Management of epilepsy in childhood and adolescents requires accurate characterization of seizures and epilepsy syndrome. The inability to do so may result in the selection of inappropriate treatment options. As an example, diagnosing absence epilepsy for staring in the context of complex partial epilepsy may result in the choice of carbamazepine instead of an antiabsence seizure agent. Carbamazepine is well known to exacerbate absence seizures and is rarely associated with spike-wave stupor. Failure to accurately classify epilepsy syndromes may also limit the ability to prognosticate and limit decisions regarding medication withdrawal.
The types of generalized seizures include: typical absence, atypical absence, myoclonic, generalized tonic–clonic, tonic and atonic seizures. Generalized seizures often have an age-dependent presentation. The spectrum of generalized seizures as a function of age of onset is shown in Figure 20–1.
Generalized seizures across childhood and adolescents showing age overlap of idiopathic and symptomatic seizures and ages at which they typically appear and disappear. CAE, childhood absence epilepsy; JAE, juvenile absence epilepsy; JME, juvenile myoclonic epilepsy; LGS, Lennox–Gastaut syndrome.
The generalized epilepsy syndromes encompass generalized seizure types associated with specific clinical accompaniments, age, EEG, and the presence or absence of neurological deficits and imaging findings.1 Generalized seizures occurring in the context of a normal neurological and cognitive examination and in the context of normal cerebral imaging typically indicate one of the idiopathic generalized epilepsies. Examples include childhood absence, juvenile absence, and juvenile myoclonic epilepsy. In contrast generalized seizures occurring in the context of cognitive impairment, neurological deficits and/or imaging lesions suggest one of the symptomatic generalized epilepsies. An intermediate group referred to as the cryptogenic generalized epilepsies may have normal imaging and laboratory investigations but are associated with developmental, cognitive, and neurological deficits. Examples of symptomatic or cryptogenic epilepsy include West and Lennox–Gastaut syndromes.
Generalized seizures can occur in the context of any of these three broad categories. Differentiating between them carries important therapeutic and prognostic information.

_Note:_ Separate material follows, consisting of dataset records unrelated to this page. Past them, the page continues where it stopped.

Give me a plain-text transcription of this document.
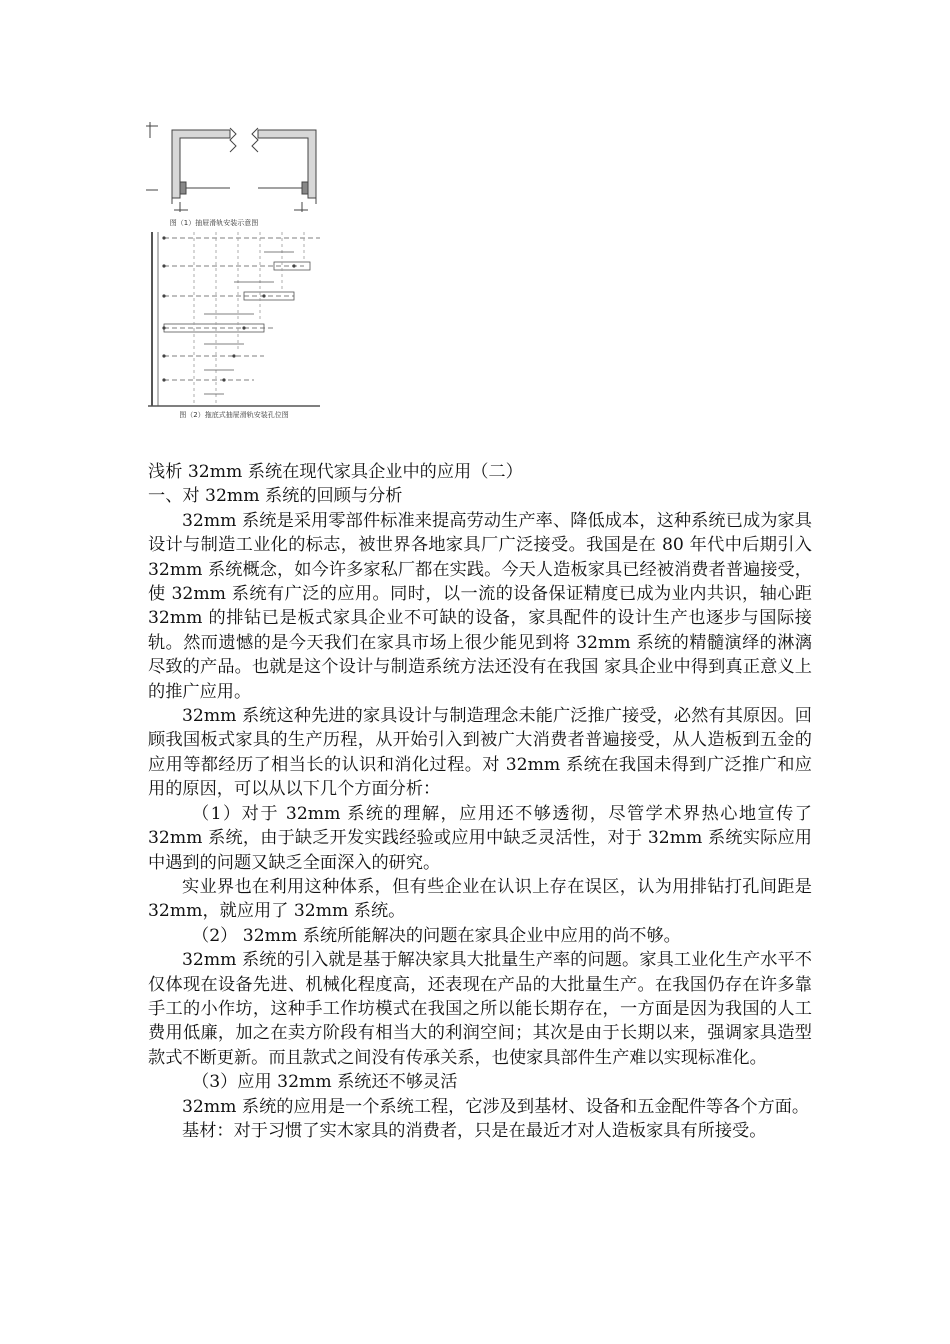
图（1）抽屉滑轨安装示意图
图（2）拖底式抽屉滑轨安装孔位图

浅析 32mm 系统在现代家具企业中的应用（二）

一、对 32mm 系统的回顾与分析

32mm 系统是采用零部件标准来提高劳动生产率、降低成本，这种系统已成为家具设计与制造工业化的标志，被世界各地家具厂广泛接受。我国是在 80 年代中后期引入 32mm 系统概念，如今许多家私厂都在实践。今天人造板家具已经被消费者普遍接受，使 32mm 系统有广泛的应用。同时，以一流的设备保证精度已成为业内共识，轴心距 32mm 的排钻已是板式家具企业不可缺的设备，家具配件的设计生产也逐步与国际接轨。然而遗憾的是今天我们在家具市场上很少能见到将 32mm 系统的精髓演绎的淋漓尽致的产品。也就是这个设计与制造系统方法还没有在我国 家具企业中得到真正意义上的推广应用。

32mm 系统这种先进的家具设计与制造理念未能广泛推广接受，必然有其原因。回顾我国板式家具的生产历程，从开始引入到被广大消费者普遍接受，从人造板到五金的应用等都经历了相当长的认识和消化过程。对 32mm 系统在我国未得到广泛推广和应用的原因，可以从以下几个方面分析：

（1）对于 32mm 系统的理解，应用还不够透彻，尽管学术界热心地宣传了 32mm 系统，由于缺乏开发实践经验或应用中缺乏灵活性，对于 32mm 系统实际应用中遇到的问题又缺乏全面深入的研究。

实业界也在利用这种体系，但有些企业在认识上存在误区，认为用排钻打孔间距是 32mm，就应用了 32mm 系统。

（2） 32mm 系统所能解决的问题在家具企业中应用的尚不够。

32mm 系统的引入就是基于解决家具大批量生产率的问题。家具工业化生产水平不仅体现在设备先进、机械化程度高，还表现在产品的大批量生产。在我国仍存在许多靠手工的小作坊，这种手工作坊模式在我国之所以能长期存在，一方面是因为我国的人工费用低廉，加之在卖方阶段有相当大的利润空间；其次是由于长期以来，强调家具造型款式不断更新。而且款式之间没有传承关系，也使家具部件生产难以实现标准化。

（3）应用 32mm 系统还不够灵活

32mm 系统的应用是一个系统工程，它涉及到基材、设备和五金配件等各个方面。

基材：对于习惯了实木家具的消费者，只是在最近才对人造板家具有所接受。
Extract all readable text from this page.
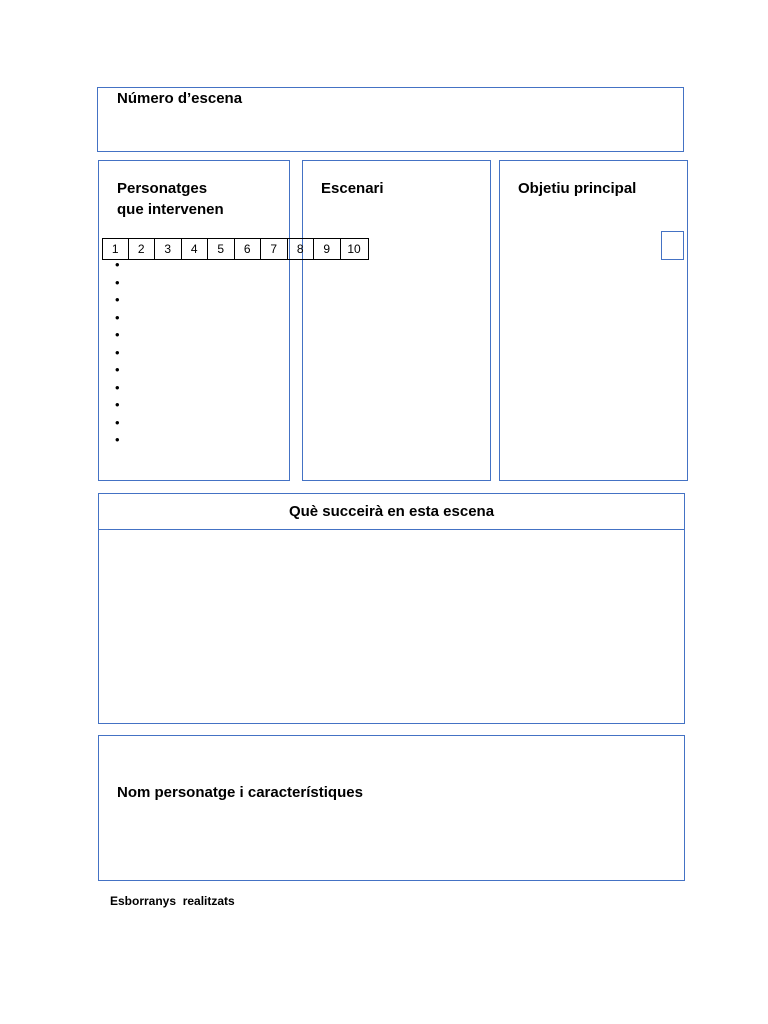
Número d’escena
Personatges
que intervenen
•
•
•
•
•
•
•
•
•
•
•
Escenari	Objetiu principal
1	2	3	4	5	6	7	8	9	10
Què succeirà en esta escena
Nom personatge i característiques
Esborranys  realitzats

The putative mechanism of the generalized epilepsies involves activation of the thalamic relay system, reticular neurons, and cortical pyramidal neurons. Thalamic relay neurons activate cortical pyramidal neurons in either a tonic or burst mode. T-type calcium channels underlie the burst mode. Drugs, such as ethosuximide, that are effective in controlling absence seizures affect the T-type calcium currents.
DIFFERENTIATING GENERALIZED FROM PARTIAL SEIZURES
A generalized seizure implies that the entire cerebrum is electrically involved at seizure onset (Fig. 20–1). Generalized seizures typically manifest clinically at the onset of the electrographic discharge. In contrast, partial seizures evolve to start in one cerebral hemisphere and propagate to involve expanding areas of brain until clinical manifestations become obvious. Epilepsia partialis continua seizures present with continuous recurrent clonic motor manifestations that are focal and associated with repetitive electrographic discharges.